Terkadang kita sering memandang takdir Allah itu sebagai musibah. Tapi mengapa kita tidak mengnyadari terlebih dulu sebelum memvonisnya.
Generasi saat ini sangat memprihatinkan. Istilah fenomenalnya, generasi micin. Orangtua hanya mendengar pengaduan anak. Benar atau salah, ditelan mentah-mentah tanpa peduli kejadian yang sebenarnya seperti apa. Di sekolah, hak seorang guru semakin dipersempit. Guru dilarang mencubit, memukul, mencaci, dan menghukum berlebihan. Sedangkan, kenakalan anak menguras emosi luar biasa.
Etika anak semakin tidak bermoral. Akhlak dan budi pekerti terjun bebas tanpa kendali. Mereka seenaknya melakukan perlawanan terhadap guru, karena ada pembelaan dari orangtua. Berbagai macam kasus telah membuka mata kita bahwa profesi guru semakin terancam kedudukannya. Ada yang dihajar oleh ayah sang murid, seperti kasus yang pernah terjadi di Makasar. Karena, tidak terima anaknya ditegur, lantaran tidak mengerjakan PR. Sedangkan, anaknya memang sudah kelewatan batas dengan membalas teguran guru dengan tak beretika. Wajar jika seorang guru memukul murid untuk memperingatkannya. Namun, ternyata, berujung pada penganiayaan terhadap sang guru dan sampai pada ranah hukum.
Di Sidoarjo, hanya gara-gara mencubit, seorang guru divonis tiga bulan dengan masa percobaan enam bulan oleh hakim Pengadilan Negeri Sidoarjo. Tidak sampai di sini, di Kubu Raya, provinsi Kalimantan Barat, seorang guru dipotong paksa rambutnya. Karena, orangtua murid tidak terima, anaknya ditertibkan, lantaran melanggar aturan memiliki rambut panjang. Berbagai nasihat sudah diberikan kepada para siswa, tetapi tidak digubris. Mereka tetap membandel. Sehingga, sangat wajar jika guru mengambil tindakan memotong rambut muridnya, agar tidak menjadi contoh buruk bagi yang lain. Namun, pada kenyataannya, hal tersebut berbuah pahit.

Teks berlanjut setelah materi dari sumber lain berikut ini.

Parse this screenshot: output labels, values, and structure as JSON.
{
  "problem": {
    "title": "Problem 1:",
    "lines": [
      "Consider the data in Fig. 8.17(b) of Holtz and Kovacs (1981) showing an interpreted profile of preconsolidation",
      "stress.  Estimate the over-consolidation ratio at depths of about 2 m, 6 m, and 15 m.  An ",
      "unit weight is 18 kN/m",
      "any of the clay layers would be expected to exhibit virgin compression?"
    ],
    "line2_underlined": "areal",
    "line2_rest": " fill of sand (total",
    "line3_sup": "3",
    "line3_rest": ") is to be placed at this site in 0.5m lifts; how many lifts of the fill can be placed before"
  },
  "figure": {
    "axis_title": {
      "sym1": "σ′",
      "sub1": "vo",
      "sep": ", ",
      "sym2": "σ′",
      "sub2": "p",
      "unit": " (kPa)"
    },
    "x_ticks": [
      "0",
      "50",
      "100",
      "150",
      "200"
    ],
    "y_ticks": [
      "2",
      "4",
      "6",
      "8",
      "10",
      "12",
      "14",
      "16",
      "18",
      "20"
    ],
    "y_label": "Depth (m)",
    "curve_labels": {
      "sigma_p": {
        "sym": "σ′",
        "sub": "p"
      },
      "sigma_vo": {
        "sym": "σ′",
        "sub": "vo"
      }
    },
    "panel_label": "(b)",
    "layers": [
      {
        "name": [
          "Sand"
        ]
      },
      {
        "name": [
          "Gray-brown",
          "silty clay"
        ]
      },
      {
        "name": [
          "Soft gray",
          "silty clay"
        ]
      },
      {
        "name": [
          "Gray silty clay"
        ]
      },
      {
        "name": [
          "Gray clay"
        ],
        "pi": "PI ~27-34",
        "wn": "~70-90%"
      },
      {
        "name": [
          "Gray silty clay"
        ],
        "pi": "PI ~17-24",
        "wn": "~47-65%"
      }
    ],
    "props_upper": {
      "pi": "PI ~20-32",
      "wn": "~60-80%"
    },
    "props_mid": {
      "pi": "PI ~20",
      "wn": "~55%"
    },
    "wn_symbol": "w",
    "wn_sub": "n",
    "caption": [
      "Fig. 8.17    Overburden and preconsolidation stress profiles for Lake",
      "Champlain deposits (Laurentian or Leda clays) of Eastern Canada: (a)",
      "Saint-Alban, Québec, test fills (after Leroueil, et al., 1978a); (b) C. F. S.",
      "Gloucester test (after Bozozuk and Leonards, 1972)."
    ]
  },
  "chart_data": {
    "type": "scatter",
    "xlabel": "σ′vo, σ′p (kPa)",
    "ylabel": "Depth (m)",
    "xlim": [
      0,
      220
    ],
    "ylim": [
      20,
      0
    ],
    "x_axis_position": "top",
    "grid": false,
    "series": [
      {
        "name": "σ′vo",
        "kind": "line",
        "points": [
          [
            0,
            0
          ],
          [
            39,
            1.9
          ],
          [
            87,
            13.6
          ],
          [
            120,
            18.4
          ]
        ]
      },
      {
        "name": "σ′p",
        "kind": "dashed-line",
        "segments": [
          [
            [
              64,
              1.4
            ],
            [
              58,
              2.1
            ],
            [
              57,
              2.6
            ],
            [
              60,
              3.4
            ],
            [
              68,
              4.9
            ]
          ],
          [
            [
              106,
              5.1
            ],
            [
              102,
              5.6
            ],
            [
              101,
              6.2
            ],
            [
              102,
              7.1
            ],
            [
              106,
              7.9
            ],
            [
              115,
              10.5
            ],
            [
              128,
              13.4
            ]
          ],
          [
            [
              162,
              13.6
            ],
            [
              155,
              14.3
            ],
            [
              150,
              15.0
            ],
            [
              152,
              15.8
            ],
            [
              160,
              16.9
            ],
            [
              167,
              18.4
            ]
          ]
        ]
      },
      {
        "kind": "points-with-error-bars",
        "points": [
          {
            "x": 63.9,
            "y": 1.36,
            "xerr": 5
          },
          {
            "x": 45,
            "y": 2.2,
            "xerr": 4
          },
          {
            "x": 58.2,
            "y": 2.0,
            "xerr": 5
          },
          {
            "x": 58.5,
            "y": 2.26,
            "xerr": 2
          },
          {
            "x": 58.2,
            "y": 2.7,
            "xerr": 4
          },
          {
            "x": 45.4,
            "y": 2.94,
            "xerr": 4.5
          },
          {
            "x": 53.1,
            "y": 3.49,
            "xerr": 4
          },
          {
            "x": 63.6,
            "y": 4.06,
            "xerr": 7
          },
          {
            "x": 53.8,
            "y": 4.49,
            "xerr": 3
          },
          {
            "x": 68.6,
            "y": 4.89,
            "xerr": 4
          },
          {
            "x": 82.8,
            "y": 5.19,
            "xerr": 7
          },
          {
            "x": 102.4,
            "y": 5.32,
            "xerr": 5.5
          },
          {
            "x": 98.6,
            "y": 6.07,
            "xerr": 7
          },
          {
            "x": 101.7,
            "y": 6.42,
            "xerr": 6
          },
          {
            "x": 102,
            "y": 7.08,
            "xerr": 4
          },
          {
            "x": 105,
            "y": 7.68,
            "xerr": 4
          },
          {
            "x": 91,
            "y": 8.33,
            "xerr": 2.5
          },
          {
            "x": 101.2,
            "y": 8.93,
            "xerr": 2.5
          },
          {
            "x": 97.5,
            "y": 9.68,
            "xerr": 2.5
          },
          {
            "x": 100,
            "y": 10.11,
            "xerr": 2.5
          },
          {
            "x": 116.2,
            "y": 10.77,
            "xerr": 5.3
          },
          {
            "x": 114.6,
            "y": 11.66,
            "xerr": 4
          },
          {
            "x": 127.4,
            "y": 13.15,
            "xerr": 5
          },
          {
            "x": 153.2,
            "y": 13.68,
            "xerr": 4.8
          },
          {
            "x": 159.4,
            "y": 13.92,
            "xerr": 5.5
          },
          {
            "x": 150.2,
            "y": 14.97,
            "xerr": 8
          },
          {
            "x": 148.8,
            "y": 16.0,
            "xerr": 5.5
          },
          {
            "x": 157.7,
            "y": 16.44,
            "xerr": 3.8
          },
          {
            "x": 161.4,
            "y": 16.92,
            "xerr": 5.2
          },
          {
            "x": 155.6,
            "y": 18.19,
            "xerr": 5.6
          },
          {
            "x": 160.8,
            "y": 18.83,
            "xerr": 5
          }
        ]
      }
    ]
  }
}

Yang terakhir, paling menyayat hati, kasus yang terjadi di Madura. Seorang guru meninggal dunia, karena dianiaya murid yang tidak terima ditegur sang guru. Ia ditegur, sebab tidak mengerjakan tugas. Berulangkali diberi peringatan, tetapi tetap tidak digubris, hingga sang guru menggoreskan cat minyak ke pipi murid tersebut. Tak terima diperlakukan seperti itu, murid tersebut mengeluarkan kalimat yang tak wajar. Kalau sudah demikian, wajar jika seorang guru memukul. Namun, murid ini malah melawan dengan cara menangkis dan memukul balik hingga membuat sang guru banyak mengeluarkan darah segar. Jika sudah terjadi seperti itu, mana yang katanya para pegiat HAM, yang sering koar-koar tentang pembelaan hak asasi anak?

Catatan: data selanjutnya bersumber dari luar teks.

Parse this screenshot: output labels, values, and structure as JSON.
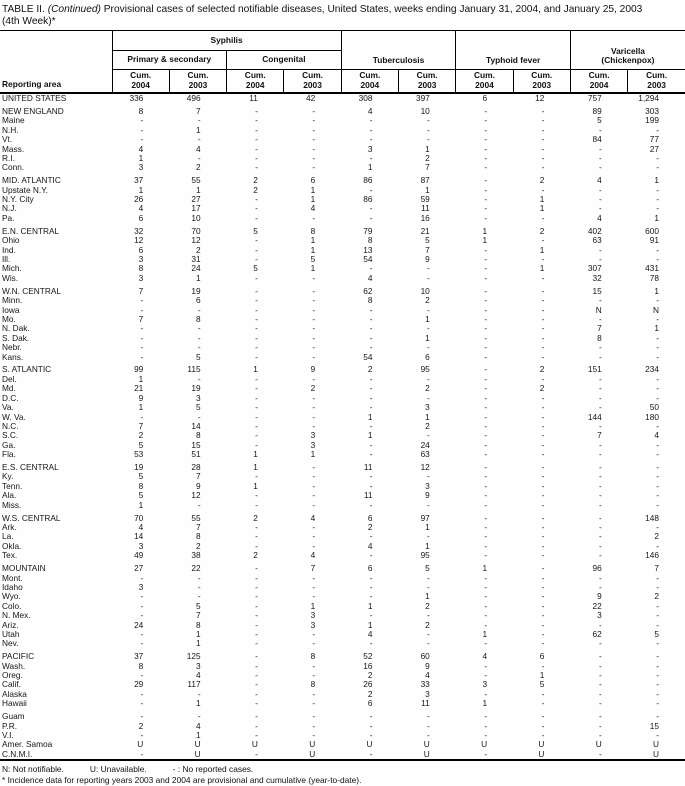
{
  "title": {
    "prefix": "TABLE II.",
    "continued": "(Continued)",
    "rest": "Provisional cases of selected notifiable diseases, United States, weeks ending January 31, 2004, and January 25, 2003",
    "line2": "(4th Week)*"
  },
  "header": {
    "reporting_area": "Reporting area",
    "group_syphilis": "Syphilis",
    "sub_primary_secondary": "Primary & secondary",
    "sub_congenital": "Congenital",
    "group_tuberculosis": "Tuberculosis",
    "group_typhoid": "Typhoid fever",
    "group_varicella_line1": "Varicella",
    "group_varicella_line2": "(Chickenpox)",
    "cum_label": "Cum.",
    "cum_years": [
      "2004",
      "2003",
      "2004",
      "2003",
      "2004",
      "2003",
      "2004",
      "2003",
      "2004",
      "2003"
    ]
  },
  "table": {
    "rows": [
      {
        "area": "UNITED STATES",
        "gap": false,
        "values": [
          "336",
          "496",
          "11",
          "42",
          "308",
          "397",
          "6",
          "12",
          "757",
          "1,294"
        ]
      },
      {
        "area": "NEW ENGLAND",
        "gap": true,
        "values": [
          "8",
          "7",
          "-",
          "-",
          "4",
          "10",
          "-",
          "-",
          "89",
          "303"
        ]
      },
      {
        "area": "Maine",
        "gap": false,
        "values": [
          "-",
          "-",
          "-",
          "-",
          "-",
          "-",
          "-",
          "-",
          "5",
          "199"
        ]
      },
      {
        "area": "N.H.",
        "gap": false,
        "values": [
          "-",
          "1",
          "-",
          "-",
          "-",
          "-",
          "-",
          "-",
          "-",
          "-"
        ]
      },
      {
        "area": "Vt.",
        "gap": false,
        "values": [
          "-",
          "-",
          "-",
          "-",
          "-",
          "-",
          "-",
          "-",
          "84",
          "77"
        ]
      },
      {
        "area": "Mass.",
        "gap": false,
        "values": [
          "4",
          "4",
          "-",
          "-",
          "3",
          "1",
          "-",
          "-",
          "-",
          "27"
        ]
      },
      {
        "area": "R.I.",
        "gap": false,
        "values": [
          "1",
          "-",
          "-",
          "-",
          "-",
          "2",
          "-",
          "-",
          "-",
          "-"
        ]
      },
      {
        "area": "Conn.",
        "gap": false,
        "values": [
          "3",
          "2",
          "-",
          "-",
          "1",
          "7",
          "-",
          "-",
          "-",
          "-"
        ]
      },
      {
        "area": "MID. ATLANTIC",
        "gap": true,
        "values": [
          "37",
          "55",
          "2",
          "6",
          "86",
          "87",
          "-",
          "2",
          "4",
          "1"
        ]
      },
      {
        "area": "Upstate N.Y.",
        "gap": false,
        "values": [
          "1",
          "1",
          "2",
          "1",
          "-",
          "1",
          "-",
          "-",
          "-",
          "-"
        ]
      },
      {
        "area": "N.Y. City",
        "gap": false,
        "values": [
          "26",
          "27",
          "-",
          "1",
          "86",
          "59",
          "-",
          "1",
          "-",
          "-"
        ]
      },
      {
        "area": "N.J.",
        "gap": false,
        "values": [
          "4",
          "17",
          "-",
          "4",
          "-",
          "11",
          "-",
          "1",
          "-",
          "-"
        ]
      },
      {
        "area": "Pa.",
        "gap": false,
        "values": [
          "6",
          "10",
          "-",
          "-",
          "-",
          "16",
          "-",
          "-",
          "4",
          "1"
        ]
      },
      {
        "area": "E.N. CENTRAL",
        "gap": true,
        "values": [
          "32",
          "70",
          "5",
          "8",
          "79",
          "21",
          "1",
          "2",
          "402",
          "600"
        ]
      },
      {
        "area": "Ohio",
        "gap": false,
        "values": [
          "12",
          "12",
          "-",
          "1",
          "8",
          "5",
          "1",
          "-",
          "63",
          "91"
        ]
      },
      {
        "area": "Ind.",
        "gap": false,
        "values": [
          "6",
          "2",
          "-",
          "1",
          "13",
          "7",
          "-",
          "1",
          "-",
          "-"
        ]
      },
      {
        "area": "Ill.",
        "gap": false,
        "values": [
          "3",
          "31",
          "-",
          "5",
          "54",
          "9",
          "-",
          "-",
          "-",
          "-"
        ]
      },
      {
        "area": "Mich.",
        "gap": false,
        "values": [
          "8",
          "24",
          "5",
          "1",
          "-",
          "-",
          "-",
          "1",
          "307",
          "431"
        ]
      },
      {
        "area": "Wis.",
        "gap": false,
        "values": [
          "3",
          "1",
          "-",
          "-",
          "4",
          "-",
          "-",
          "-",
          "32",
          "78"
        ]
      },
      {
        "area": "W.N. CENTRAL",
        "gap": true,
        "values": [
          "7",
          "19",
          "-",
          "-",
          "62",
          "10",
          "-",
          "-",
          "15",
          "1"
        ]
      },
      {
        "area": "Minn.",
        "gap": false,
        "values": [
          "-",
          "6",
          "-",
          "-",
          "8",
          "2",
          "-",
          "-",
          "-",
          "-"
        ]
      },
      {
        "area": "Iowa",
        "gap": false,
        "values": [
          "-",
          "-",
          "-",
          "-",
          "-",
          "-",
          "-",
          "-",
          "N",
          "N"
        ]
      },
      {
        "area": "Mo.",
        "gap": false,
        "values": [
          "7",
          "8",
          "-",
          "-",
          "-",
          "1",
          "-",
          "-",
          "-",
          "-"
        ]
      },
      {
        "area": "N. Dak.",
        "gap": false,
        "values": [
          "-",
          "-",
          "-",
          "-",
          "-",
          "-",
          "-",
          "-",
          "7",
          "1"
        ]
      },
      {
        "area": "S. Dak.",
        "gap": false,
        "values": [
          "-",
          "-",
          "-",
          "-",
          "-",
          "1",
          "-",
          "-",
          "8",
          "-"
        ]
      },
      {
        "area": "Nebr.",
        "gap": false,
        "values": [
          "-",
          "-",
          "-",
          "-",
          "-",
          "-",
          "-",
          "-",
          "-",
          "-"
        ]
      },
      {
        "area": "Kans.",
        "gap": false,
        "values": [
          "-",
          "5",
          "-",
          "-",
          "54",
          "6",
          "-",
          "-",
          "-",
          "-"
        ]
      },
      {
        "area": "S. ATLANTIC",
        "gap": true,
        "values": [
          "99",
          "115",
          "1",
          "9",
          "2",
          "95",
          "-",
          "2",
          "151",
          "234"
        ]
      },
      {
        "area": "Del.",
        "gap": false,
        "values": [
          "1",
          "-",
          "-",
          "-",
          "-",
          "-",
          "-",
          "-",
          "-",
          "-"
        ]
      },
      {
        "area": "Md.",
        "gap": false,
        "values": [
          "21",
          "19",
          "-",
          "2",
          "-",
          "2",
          "-",
          "2",
          "-",
          "-"
        ]
      },
      {
        "area": "D.C.",
        "gap": false,
        "values": [
          "9",
          "3",
          "-",
          "-",
          "-",
          "-",
          "-",
          "-",
          "-",
          "-"
        ]
      },
      {
        "area": "Va.",
        "gap": false,
        "values": [
          "1",
          "5",
          "-",
          "-",
          "-",
          "3",
          "-",
          "-",
          "-",
          "50"
        ]
      },
      {
        "area": "W. Va.",
        "gap": false,
        "values": [
          "-",
          "-",
          "-",
          "-",
          "1",
          "1",
          "-",
          "-",
          "144",
          "180"
        ]
      },
      {
        "area": "N.C.",
        "gap": false,
        "values": [
          "7",
          "14",
          "-",
          "-",
          "-",
          "2",
          "-",
          "-",
          "-",
          "-"
        ]
      },
      {
        "area": "S.C.",
        "gap": false,
        "values": [
          "2",
          "8",
          "-",
          "3",
          "1",
          "-",
          "-",
          "-",
          "7",
          "4"
        ]
      },
      {
        "area": "Ga.",
        "gap": false,
        "values": [
          "5",
          "15",
          "-",
          "3",
          "-",
          "24",
          "-",
          "-",
          "-",
          "-"
        ]
      },
      {
        "area": "Fla.",
        "gap": false,
        "values": [
          "53",
          "51",
          "1",
          "1",
          "-",
          "63",
          "-",
          "-",
          "-",
          "-"
        ]
      },
      {
        "area": "E.S. CENTRAL",
        "gap": true,
        "values": [
          "19",
          "28",
          "1",
          "-",
          "11",
          "12",
          "-",
          "-",
          "-",
          "-"
        ]
      },
      {
        "area": "Ky.",
        "gap": false,
        "values": [
          "5",
          "7",
          "-",
          "-",
          "-",
          "-",
          "-",
          "-",
          "-",
          "-"
        ]
      },
      {
        "area": "Tenn.",
        "gap": false,
        "values": [
          "8",
          "9",
          "1",
          "-",
          "-",
          "3",
          "-",
          "-",
          "-",
          "-"
        ]
      },
      {
        "area": "Ala.",
        "gap": false,
        "values": [
          "5",
          "12",
          "-",
          "-",
          "11",
          "9",
          "-",
          "-",
          "-",
          "-"
        ]
      },
      {
        "area": "Miss.",
        "gap": false,
        "values": [
          "1",
          "-",
          "-",
          "-",
          "-",
          "-",
          "-",
          "-",
          "-",
          "-"
        ]
      },
      {
        "area": "W.S. CENTRAL",
        "gap": true,
        "values": [
          "70",
          "55",
          "2",
          "4",
          "6",
          "97",
          "-",
          "-",
          "-",
          "148"
        ]
      },
      {
        "area": "Ark.",
        "gap": false,
        "values": [
          "4",
          "7",
          "-",
          "-",
          "2",
          "1",
          "-",
          "-",
          "-",
          "-"
        ]
      },
      {
        "area": "La.",
        "gap": false,
        "values": [
          "14",
          "8",
          "-",
          "-",
          "-",
          "-",
          "-",
          "-",
          "-",
          "2"
        ]
      },
      {
        "area": "Okla.",
        "gap": false,
        "values": [
          "3",
          "2",
          "-",
          "-",
          "4",
          "1",
          "-",
          "-",
          "-",
          "-"
        ]
      },
      {
        "area": "Tex.",
        "gap": false,
        "values": [
          "49",
          "38",
          "2",
          "4",
          "-",
          "95",
          "-",
          "-",
          "-",
          "146"
        ]
      },
      {
        "area": "MOUNTAIN",
        "gap": true,
        "values": [
          "27",
          "22",
          "-",
          "7",
          "6",
          "5",
          "1",
          "-",
          "96",
          "7"
        ]
      },
      {
        "area": "Mont.",
        "gap": false,
        "values": [
          "-",
          "-",
          "-",
          "-",
          "-",
          "-",
          "-",
          "-",
          "-",
          "-"
        ]
      },
      {
        "area": "Idaho",
        "gap": false,
        "values": [
          "3",
          "-",
          "-",
          "-",
          "-",
          "-",
          "-",
          "-",
          "-",
          "-"
        ]
      },
      {
        "area": "Wyo.",
        "gap": false,
        "values": [
          "-",
          "-",
          "-",
          "-",
          "-",
          "1",
          "-",
          "-",
          "9",
          "2"
        ]
      },
      {
        "area": "Colo.",
        "gap": false,
        "values": [
          "-",
          "5",
          "-",
          "1",
          "1",
          "2",
          "-",
          "-",
          "22",
          "-"
        ]
      },
      {
        "area": "N. Mex.",
        "gap": false,
        "values": [
          "-",
          "7",
          "-",
          "3",
          "-",
          "-",
          "-",
          "-",
          "3",
          "-"
        ]
      },
      {
        "area": "Ariz.",
        "gap": false,
        "values": [
          "24",
          "8",
          "-",
          "3",
          "1",
          "2",
          "-",
          "-",
          "-",
          "-"
        ]
      },
      {
        "area": "Utah",
        "gap": false,
        "values": [
          "-",
          "1",
          "-",
          "-",
          "4",
          "-",
          "1",
          "-",
          "62",
          "5"
        ]
      },
      {
        "area": "Nev.",
        "gap": false,
        "values": [
          "-",
          "1",
          "-",
          "-",
          "-",
          "-",
          "-",
          "-",
          "-",
          "-"
        ]
      },
      {
        "area": "PACIFIC",
        "gap": true,
        "values": [
          "37",
          "125",
          "-",
          "8",
          "52",
          "60",
          "4",
          "6",
          "-",
          "-"
        ]
      },
      {
        "area": "Wash.",
        "gap": false,
        "values": [
          "8",
          "3",
          "-",
          "-",
          "16",
          "9",
          "-",
          "-",
          "-",
          "-"
        ]
      },
      {
        "area": "Oreg.",
        "gap": false,
        "values": [
          "-",
          "4",
          "-",
          "-",
          "2",
          "4",
          "-",
          "1",
          "-",
          "-"
        ]
      },
      {
        "area": "Calif.",
        "gap": false,
        "values": [
          "29",
          "117",
          "-",
          "8",
          "26",
          "33",
          "3",
          "5",
          "-",
          "-"
        ]
      },
      {
        "area": "Alaska",
        "gap": false,
        "values": [
          "-",
          "-",
          "-",
          "-",
          "2",
          "3",
          "-",
          "-",
          "-",
          "-"
        ]
      },
      {
        "area": "Hawaii",
        "gap": false,
        "values": [
          "-",
          "1",
          "-",
          "-",
          "6",
          "11",
          "1",
          "-",
          "-",
          "-"
        ]
      },
      {
        "area": "Guam",
        "gap": true,
        "values": [
          "-",
          "-",
          "-",
          "-",
          "-",
          "-",
          "-",
          "-",
          "-",
          "-"
        ]
      },
      {
        "area": "P.R.",
        "gap": false,
        "values": [
          "2",
          "4",
          "-",
          "-",
          "-",
          "-",
          "-",
          "-",
          "-",
          "15"
        ]
      },
      {
        "area": "V.I.",
        "gap": false,
        "values": [
          "-",
          "1",
          "-",
          "-",
          "-",
          "-",
          "-",
          "-",
          "-",
          "-"
        ]
      },
      {
        "area": "Amer. Samoa",
        "gap": false,
        "values": [
          "U",
          "U",
          "U",
          "U",
          "U",
          "U",
          "U",
          "U",
          "U",
          "U"
        ]
      },
      {
        "area": "C.N.M.I.",
        "gap": false,
        "values": [
          "-",
          "U",
          "-",
          "U",
          "-",
          "U",
          "-",
          "U",
          "-",
          "U"
        ]
      }
    ]
  },
  "footnotes": {
    "legend_n": "N: Not notifiable.",
    "legend_u": "U: Unavailable.",
    "legend_dash": "- : No reported cases.",
    "asterisk": "* Incidence data for reporting years 2003 and 2004 are provisional and cumulative (year-to-date)."
  }
}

Guru adalah bagian dari tolak ukur kemajuan bangsa. Merupakan pintu gerbang pendidikan yang membuka akses ke semua bidang. Guru berbeda dengan pegawai lainnya. Kesejahteraan guru kecil dibandingkan dengan pegawai lain. Pegawai honorer guru sering tidak dibayar, karena sekolah tidak memiliki anggaran. Namun, mereka tak pernah mengeluh. Tetap berjuang demi bangsa, negara, dan agama. Namun, jika kenyataan yang terjadi di lapangan demikian adanya dalam menghormati peran guru, mau dibawa ke mana arah bangsa ini ke depannya?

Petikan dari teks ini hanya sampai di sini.